Tuesday, Dec. 14, 2010 | 1:48 p.m.
Well, he said it: Congress may go through Christmas.
Speaking to reporters this afternoon, Senate Majority Leader Harry Reid delivered a pre-Christmas lump of coal that could last through the whole holiday season: Yes, he knows everyone’s itching to get home, but he’s prepared to have them hunker down through the new near, if that’s what it takes to finish his agenda.
“There’s still Congress after Christmas,” he said. “We’re not through ... Congress ends on Jan. 4. We’re going to continue working on this stuff until we get it done.”
So what’s “this stuff”? At this point, the list is fairly finite. Congress is slogging through a tax bill, but odds are good that the framework on the table will pass the Senate, either around midnight tonight or first thing Wednesday morning.
Once that happens, the Senate will take up ratification of the Strategic Arms Reduction Treaty, or START, which Obama signed with Russian Prime Minister Dmitry Medvedev earlier this year. Reid says he’s got the 67 votes to get it approved, once it’s been discussed.
The Senate’s then expected to spend the balance of the week — and that includes the weekend, folks — toggling back and forth between START and hashing out a federal budget, which has to be done by the end of the day Dec. 18th (that’s when the government officially runs out of money).
Something Las Vegas watchers will want to note especially: that calendar likely means that we’ll have a verdict on the fate of online poker by Saturday night.

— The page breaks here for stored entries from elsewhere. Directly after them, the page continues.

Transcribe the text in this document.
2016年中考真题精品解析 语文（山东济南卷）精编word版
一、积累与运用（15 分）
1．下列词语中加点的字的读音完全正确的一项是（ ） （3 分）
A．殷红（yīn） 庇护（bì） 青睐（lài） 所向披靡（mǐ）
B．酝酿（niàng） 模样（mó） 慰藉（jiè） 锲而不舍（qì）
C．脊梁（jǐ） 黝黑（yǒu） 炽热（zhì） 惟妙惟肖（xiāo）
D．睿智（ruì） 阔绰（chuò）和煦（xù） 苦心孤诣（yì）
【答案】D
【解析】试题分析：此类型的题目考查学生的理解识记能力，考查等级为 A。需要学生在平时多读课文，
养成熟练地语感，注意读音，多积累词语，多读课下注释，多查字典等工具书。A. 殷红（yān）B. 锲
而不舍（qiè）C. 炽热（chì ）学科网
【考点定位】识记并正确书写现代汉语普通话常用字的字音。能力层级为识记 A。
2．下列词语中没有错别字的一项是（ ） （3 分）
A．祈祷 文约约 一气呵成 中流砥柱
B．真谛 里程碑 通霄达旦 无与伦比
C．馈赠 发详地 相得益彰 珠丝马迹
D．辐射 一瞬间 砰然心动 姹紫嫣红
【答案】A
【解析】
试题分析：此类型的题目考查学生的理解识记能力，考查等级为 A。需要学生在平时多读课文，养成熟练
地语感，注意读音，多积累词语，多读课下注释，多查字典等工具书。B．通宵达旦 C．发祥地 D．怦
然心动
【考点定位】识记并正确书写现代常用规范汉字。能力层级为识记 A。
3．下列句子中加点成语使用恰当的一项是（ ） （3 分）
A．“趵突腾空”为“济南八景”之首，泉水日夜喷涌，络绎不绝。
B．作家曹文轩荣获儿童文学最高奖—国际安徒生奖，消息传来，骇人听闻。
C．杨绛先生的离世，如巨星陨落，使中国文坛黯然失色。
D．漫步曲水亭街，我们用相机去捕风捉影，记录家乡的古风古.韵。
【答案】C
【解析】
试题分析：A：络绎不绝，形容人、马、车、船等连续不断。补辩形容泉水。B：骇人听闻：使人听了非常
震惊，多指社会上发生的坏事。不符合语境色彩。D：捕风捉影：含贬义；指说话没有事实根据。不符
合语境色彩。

Lawmakers say the only viable vehicle for such a policy change is a big bill, and since the tax bill is effectively off the table, the budget omnibus package appears to be the last chance to go through.

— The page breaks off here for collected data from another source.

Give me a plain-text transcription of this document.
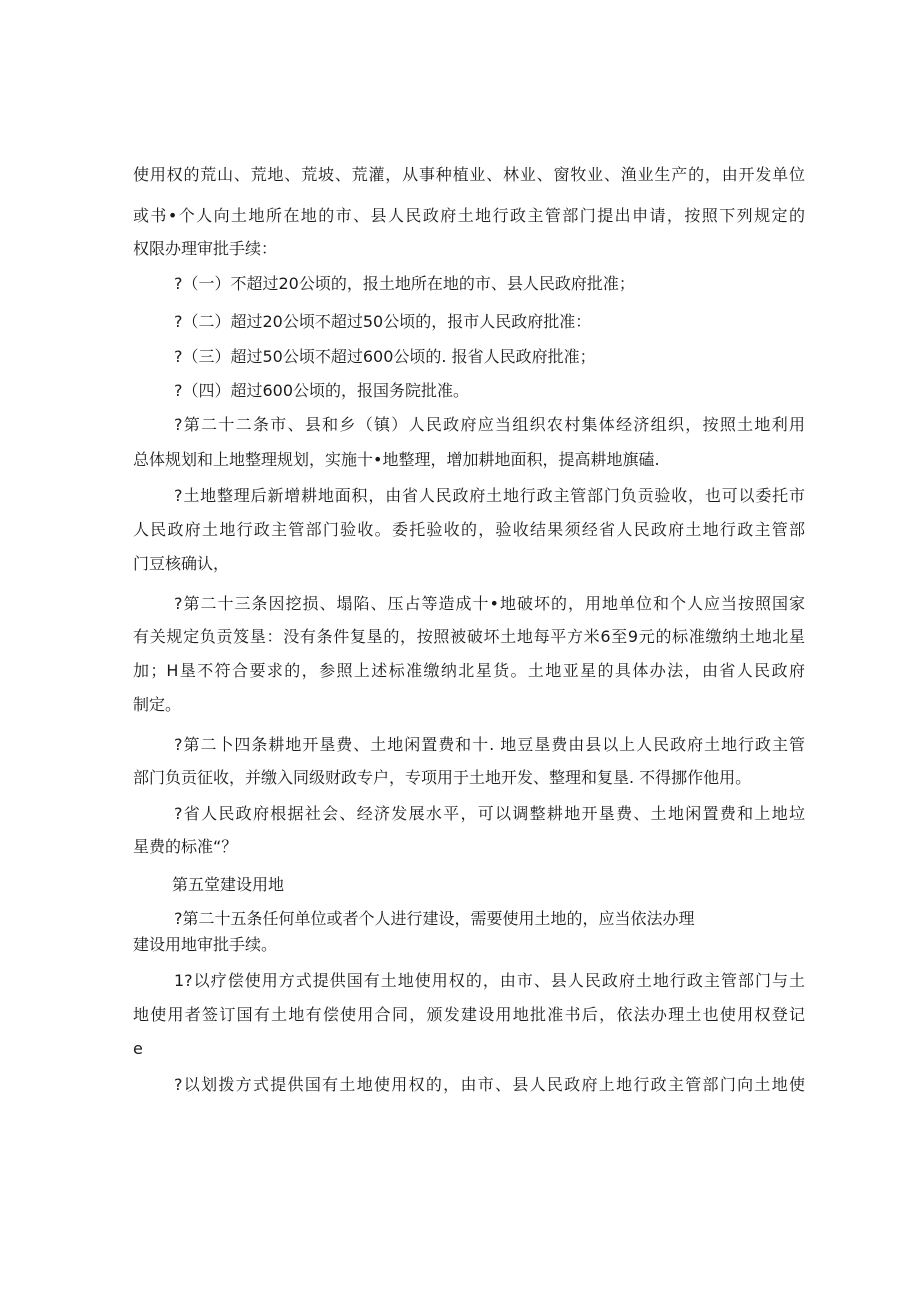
使用权的荒山、荒地、荒坡、荒灌，从事种植业、林业、窗牧业、渔业生产的，由开发单位
或书•个人向土地所在地的市、县人民政府土地行政主管部门提出申请，按照下列规定的
权限办理审批手续：
?（一）不超过20公顷的，报土地所在地的市、县人民政府批准；
?（二）超过20公顷不超过50公顷的，报市人民政府批准：
?（三）超过50公顷不超过600公顷的. 报省人民政府批准；
?（四）超过600公顷的，报国务院批准。
?第二十二条市、县和乡（镇）人民政府应当组织农村集体经济组织，按照土地利用
总体规划和上地整理规划，实施十•地整理，增加耕地面积，提高耕地旗磕.
?土地整理后新增耕地面积，由省人民政府土地行政主管部门负贡验收，也可以委托市
人民政府土地行政主管部门验收。委托验收的，验收结果须经省人民政府土地行政主管部
门豆核确认，
?第二十三条因挖损、塌陷、压占等造成十•地破坏的，用地单位和个人应当按照国家
有关规定负贡笈垦：没有条件复垦的，按照被破坏土地每平方米6至9元的标准缴纳土地北星
加；H垦不符合要求的，参照上述标准缴纳北星货。土地亚星的具体办法，由省人民政府
制定。
?第二卜四条耕地开垦费、土地闲置费和十. 地豆垦费由县以上人民政府土地行政主管
部门负贡征收，并缴入同级财政专户，专项用于土地开发、整理和复垦. 不得挪作他用。
?省人民政府根据社会、经济发展水平，可以调整耕地开垦费、土地闲置费和上地垃
星费的标准“？
第五堂建设用地
?第二十五条任何单位或者个人进行建设，需要使用土地的，应当依法办理
建设用地审批手续。
1?以疗偿使用方式提供国有土地使用权的，由市、县人民政府土地行政主管部门与土
地使用者签订国有土地有偿使用合同，颁发建设用地批准书后，依法办理土也使用权登记
e
?以划拨方式提供国有土地使用权的，由市、县人民政府上地行政主管部门向土地使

But that’s not all: the rest of Reid’s roster includes a repeal of the military’s "Don’t Ask, Don’t Tell" policy against gays serving openly in the military; the DREAM Act — a bill to give young undocumented military enlistees and college students a shot at citizenship; funding health care for 9/11 responders; confirming a whole list of judicial appointees; and apparently a lands bill — Reid threw that one into the mix this afternoon.
Adding all that up, it’s still technically possible for lawmakers to get out of Washington in time to hang stockings by the chimney with care back in their districts; but that’s if there are no glitches and Republicans agree to move items without availing themselves of procedural delays — which is not too likely an expectation, considering that Republicans as a caucus vehemently oppose some of those programs ranking further down the list.
“We are going to complete our work no matter how long it takes,” Reid said.